Liliana is very powerful, but only because she requires that you attack her in a different angle. Typically, attacking her with creatures is difficult because your creatures are so insane, and the fact that you can dump your hand and use her as a discard spell every turn while playing huge threats is difficult for people to beat. I don't think NO is relevant when your knights are huge anyway. I don't think Liliana is the best spell, but if you watch my top 4 match, I think you'll see just how much work it does for me, which is all the work.
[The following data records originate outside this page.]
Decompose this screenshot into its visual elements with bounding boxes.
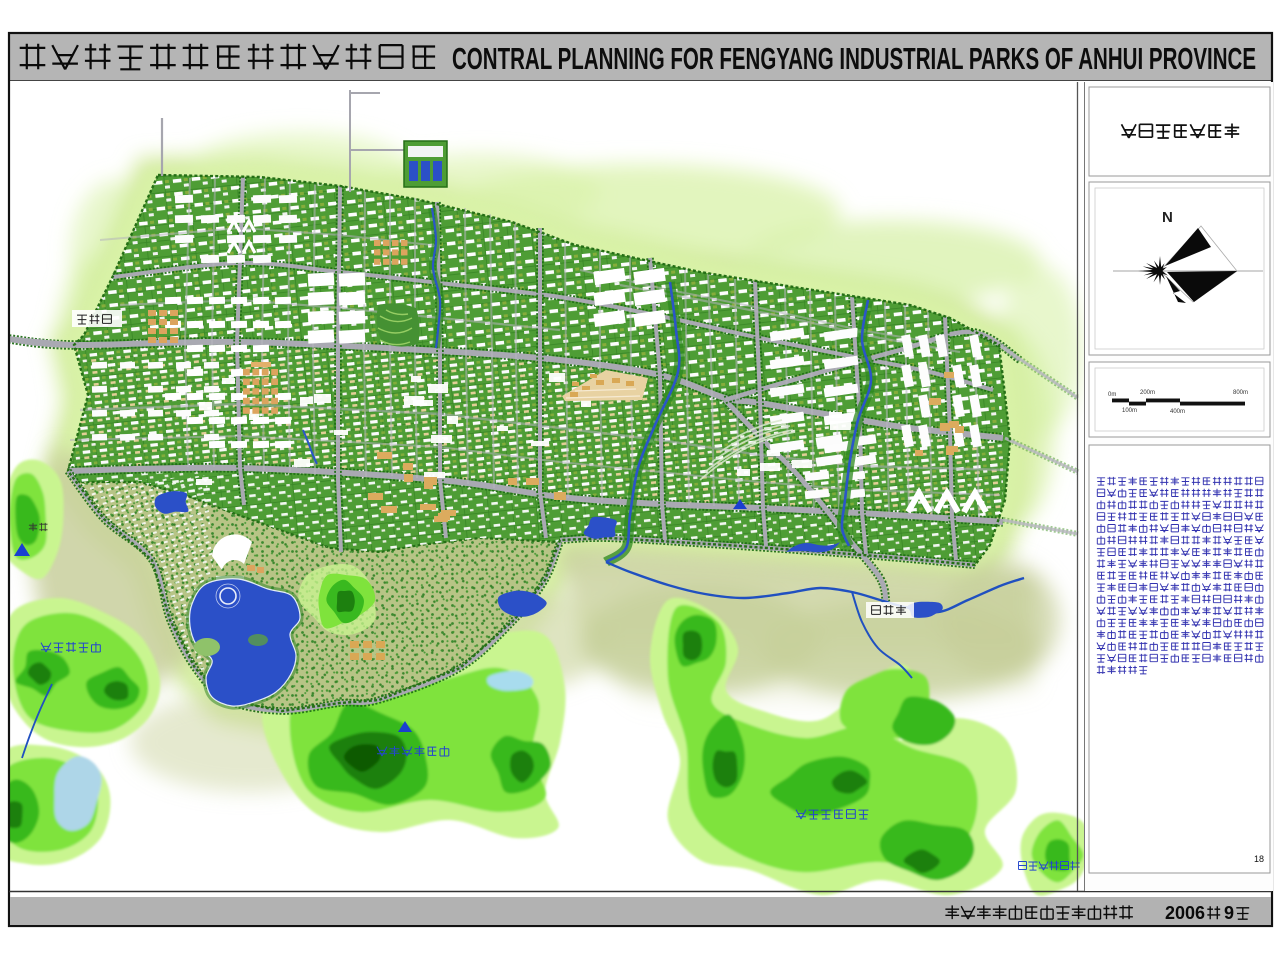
svg-text:9: 9	[1224, 903, 1234, 923]
svg-text:18: 18	[1254, 854, 1264, 864]
svg-text:2006: 2006	[1165, 903, 1205, 923]
svg-text:800m: 800m	[1233, 390, 1248, 396]
svg-text:N: N	[1162, 209, 1173, 226]
svg-text:100m: 100m	[1122, 408, 1137, 414]
svg-text:200m: 200m	[1140, 390, 1155, 396]
svg-text:CONTRAL PLANNING FOR FENGYANG: CONTRAL PLANNING FOR FENGYANG INDUSTRIAL…	[452, 41, 1256, 76]
svg-text:0m: 0m	[1108, 392, 1116, 398]
svg-text:400m: 400m	[1170, 409, 1185, 415]
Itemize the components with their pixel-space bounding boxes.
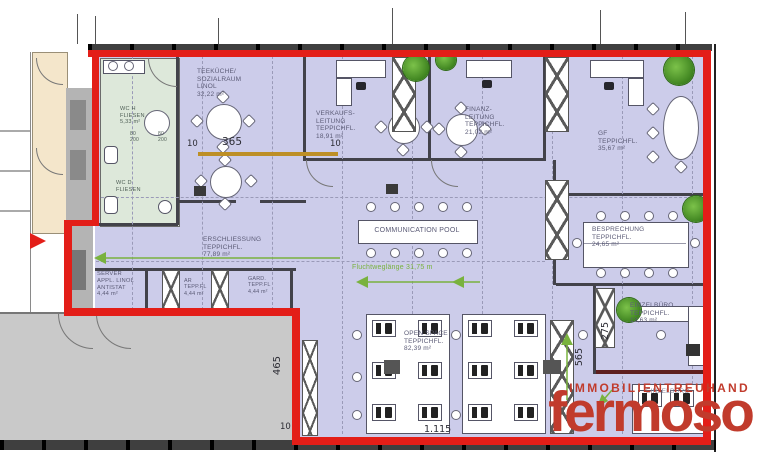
floor-plan-canvas: TEEKÜCHE/ SOZIALRAUM LINOL 32,22 m² VERK… (0, 0, 770, 456)
rental-outline-left-upper (92, 50, 99, 226)
logo-brand: fermoso (548, 388, 752, 436)
entrance-arrow-icon (30, 233, 46, 249)
fermoso-logo: IMMOBILIENTREUHAND fermoso (550, 381, 750, 453)
rental-outline-left (64, 222, 72, 316)
rental-outline-left-lower (292, 310, 300, 445)
rental-outline-mid (64, 308, 300, 316)
rental-outline-top (88, 50, 711, 57)
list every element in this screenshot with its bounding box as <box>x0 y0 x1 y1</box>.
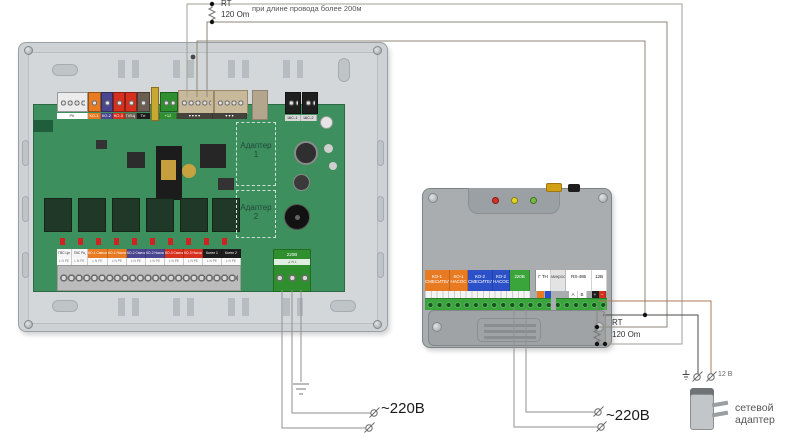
wire-mains-right-n <box>526 308 595 412</box>
wiring-diagram: Адаптер 1 Адаптер 2 РККО-1КО-2КО-3ПЛЩТн+… <box>0 0 800 439</box>
wire-rs485-b <box>207 22 667 327</box>
resistor-value-right: 120 Om <box>612 330 640 339</box>
mains-label-right: ~220В <box>606 407 650 424</box>
wire-rs485-a <box>187 4 682 344</box>
ground-symbol <box>293 384 309 394</box>
adapter-caption: сетевой адаптер <box>735 402 800 426</box>
adapter-voltage-label: 12 В <box>718 371 732 378</box>
wiring-overlay <box>0 0 800 439</box>
mains-label-left: ~220В <box>381 400 425 417</box>
junction-dots <box>210 2 647 346</box>
wire-mains-left-l <box>282 290 366 428</box>
wire-mains-left-n <box>292 290 371 413</box>
resistor-symbol-left <box>209 4 215 22</box>
adapter-ground-symbol <box>683 370 690 380</box>
wire-mains-right-l <box>514 308 598 427</box>
resistor-value-top: 120 Om <box>221 10 249 19</box>
wire-common <box>197 41 645 315</box>
cable-entry-hole <box>191 55 196 60</box>
resistor-symbol-right <box>594 327 600 344</box>
rt-label-right: RT <box>612 318 623 327</box>
rt-label-top: RT <box>221 0 232 8</box>
length-condition-note: при длине провода более 200м <box>252 4 362 13</box>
To be honest, I need to do more testing before I can really comment. I know I have this built online with only one liliana because I dont have two more and it's considerably worse.

MrShine
11-09-2012, 01:53 AM
Congrats on the finish!

Just a couple of questions RE: Deathrite Shaman - How often are you using him for mana? For Drains? I feel like there is a little bit of tension between him and Knight, although between Lil and Mox Diamond I guess you are stocking your graveyard fairly quickly. Obviously you'd rather exile their stuff first... Just wanted to see what your feelings were on the matter. On the same note, how much have you been able to rely on Goyf as a fatty? Has he been big enough with all the GY exiling flying around?

Thanks!

MrShine

sdematt
11-09-2012, 02:19 AM
I've been testing with the Shamans. The mana ability, in my opinion, is a nice flexibility, but I've been using it more for Draining opponents or sucking up creatures for life. I usually use the mana ability in the first 4 turns or so, and then transition to it being a utility creature. I very much enjoy using it.

-Matt

Michael Keller
11-09-2012, 08:21 AM
Greg:

Very nice run. It was a pleasure playing against you round one and I'm glad you exacted a measure of revenge from the Top Eight last month. I hope to see you again next month.

pokezel
11-09-2012, 08:45 PM
I'll miss you too baby. Excellent match. <3

bfeingersh
11-10-2012, 10:36 AM
@Greg: We played in a side event at GP Philly a few weeks ago, I was on BUG landstill and we talked a bit about your list (then I played against your friend on what looked like the same thing). Congrats on the win, looks like it worked out.

@Ethan: What where are you moving to? :cry:

pokezel
11-10-2012, 11:16 AM
@Greg: We played in a side event at GP Philly a few weeks ago, I was on BUG landstill and we talked a bit about your list (then I played against your friend on what looked like the same thing). Congrats on the win, looks like it worked out.